# Question #9ef51

Mar 13, 2015

The solution is: $y = \ln \left(x + \sqrt{{x}^{2} - 1}\right)$.

The exponential form of the function $y = \arccos h x$ is:

$y = \frac{{e}^{x} + {e}^{-} x}{2}$

and its graph is:

graph{coshx [-10, 10, -5, 5]}

So we have to restrict its domain to values in $\left(- \infty , 0\right]$ or in $\left[0 , + \infty\right)$.

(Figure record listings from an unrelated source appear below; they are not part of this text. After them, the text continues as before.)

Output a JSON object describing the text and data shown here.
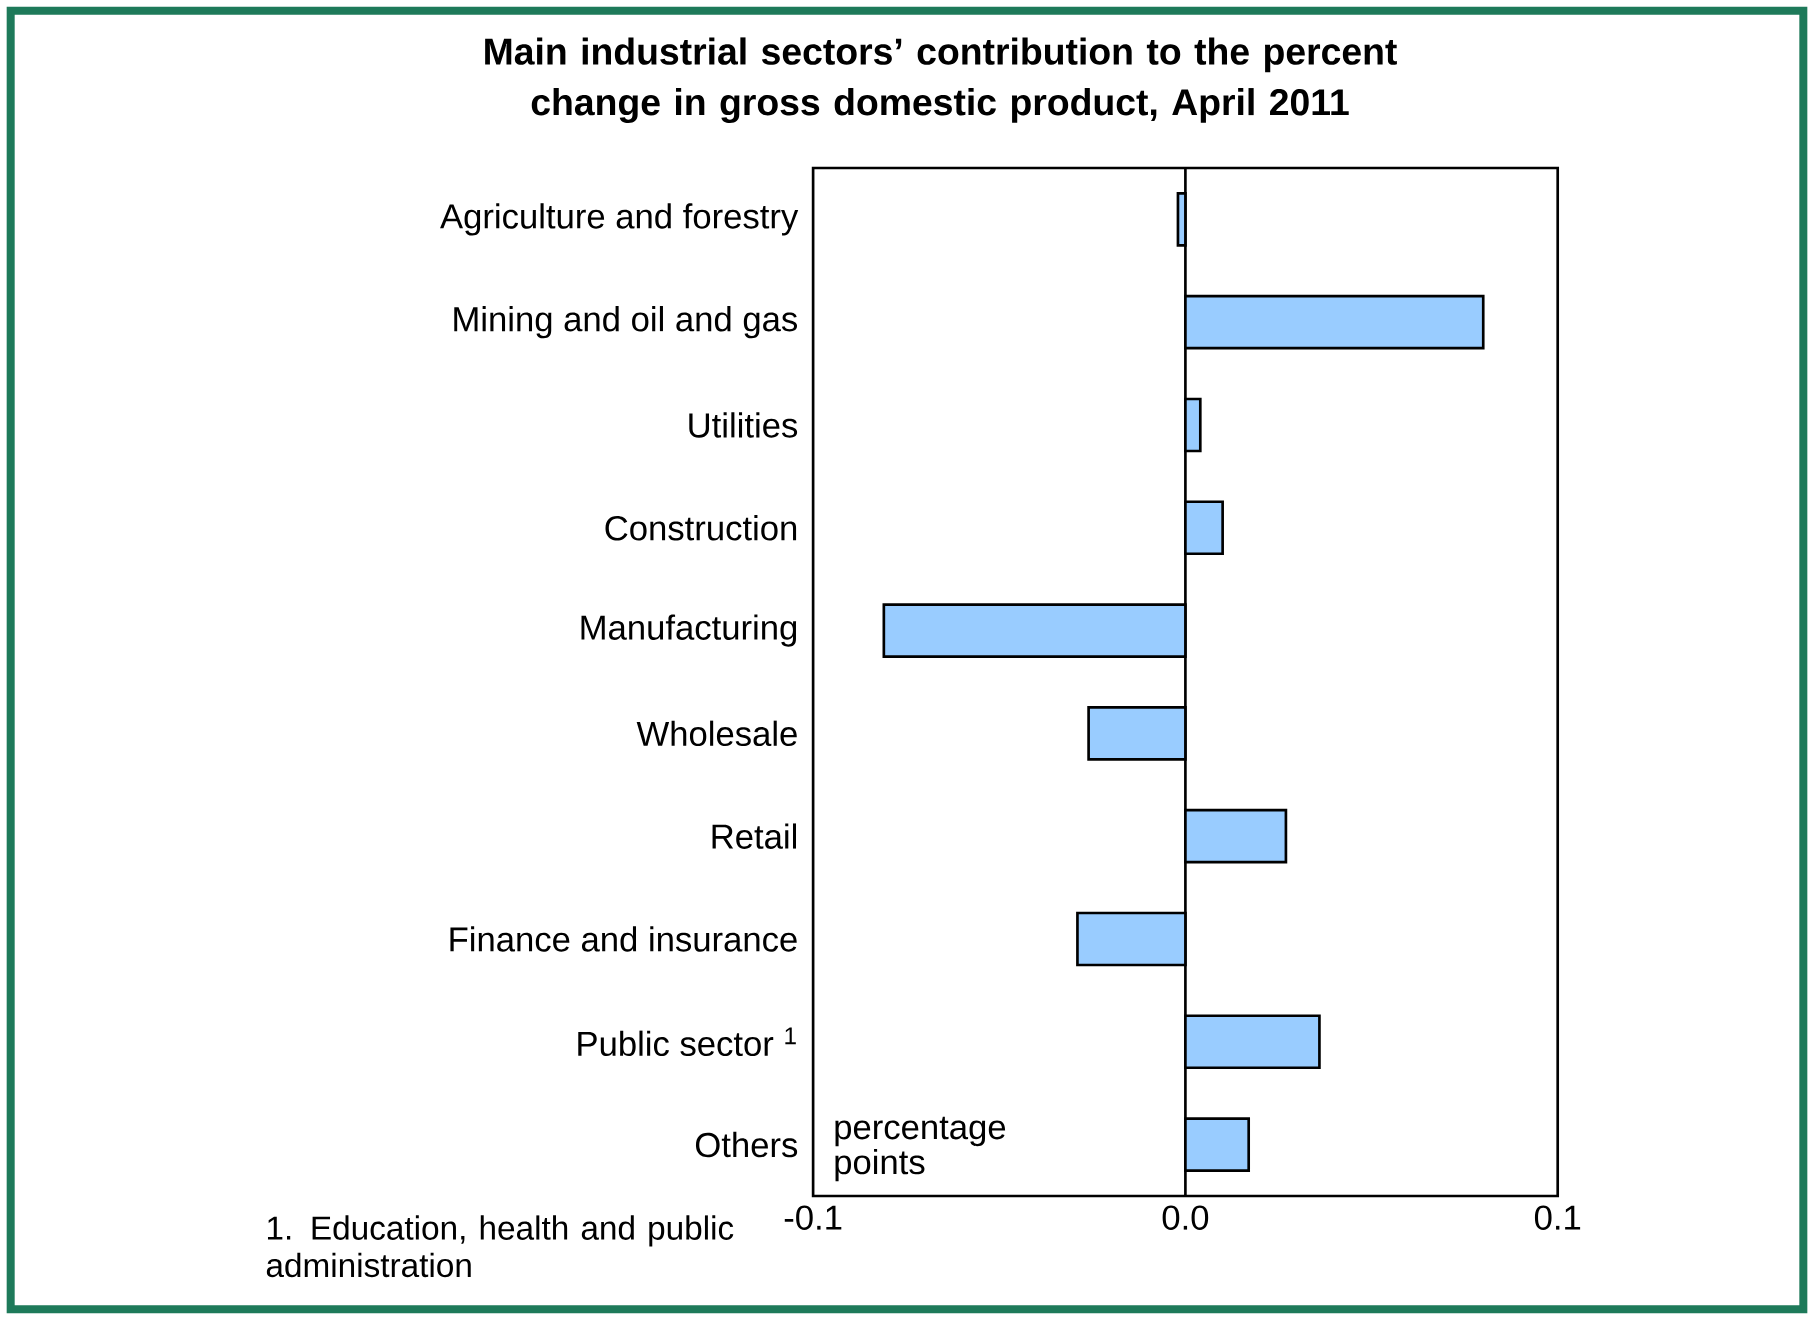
{
  "chart_data": {
    "type": "bar",
    "orientation": "horizontal",
    "title": "Main industrial sectors’ contribution to the percent change in gross domestic product, April 2011",
    "categories": [
      "Agriculture and forestry",
      "Mining and oil and gas",
      "Utilities",
      "Construction",
      "Manufacturing",
      "Wholesale",
      "Retail",
      "Finance and insurance",
      "Public sector $^{1}$",
      "Others"
    ],
    "values": [
      -0.002,
      0.08,
      0.004,
      0.01,
      -0.081,
      -0.026,
      0.027,
      -0.029,
      0.036,
      0.017
    ],
    "color": "#99ccff",
    "xlabel": "percentage points",
    "xlim": [
      -0.1,
      0.1
    ],
    "xticks": [
      -0.1,
      {
        "value": 0,
        "label": "0.0"
      },
      0.1
    ],
    "annotations": [
      "1. Education, health and public administration"
    ]
  }
}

Usually the choice is $\left[0 , + \infty\right)$, the range of the variable $y$ is $\left[1 , + \infty\right)$.

To find the inverse of a function usually we use this method:

$x = \frac{{e}^{y} + {e}^{-} y}{2} \Rightarrow 2 x = {e}^{y} + \frac{1}{e} ^ y \Rightarrow {e}^{2 y} - 2 x {e}^{y} + 1 = 0 \Rightarrow$

${e}^{y} = x \pm \sqrt{{x}^{2} - 1}$

Because the choice of the domain and the corresponding range of $y$ we can take only the solution:

${e}^{y} = x + \sqrt{{x}^{2} - 1}$,

and so:

$y = \ln \left(x + \sqrt{{x}^{2} - 1}\right)$.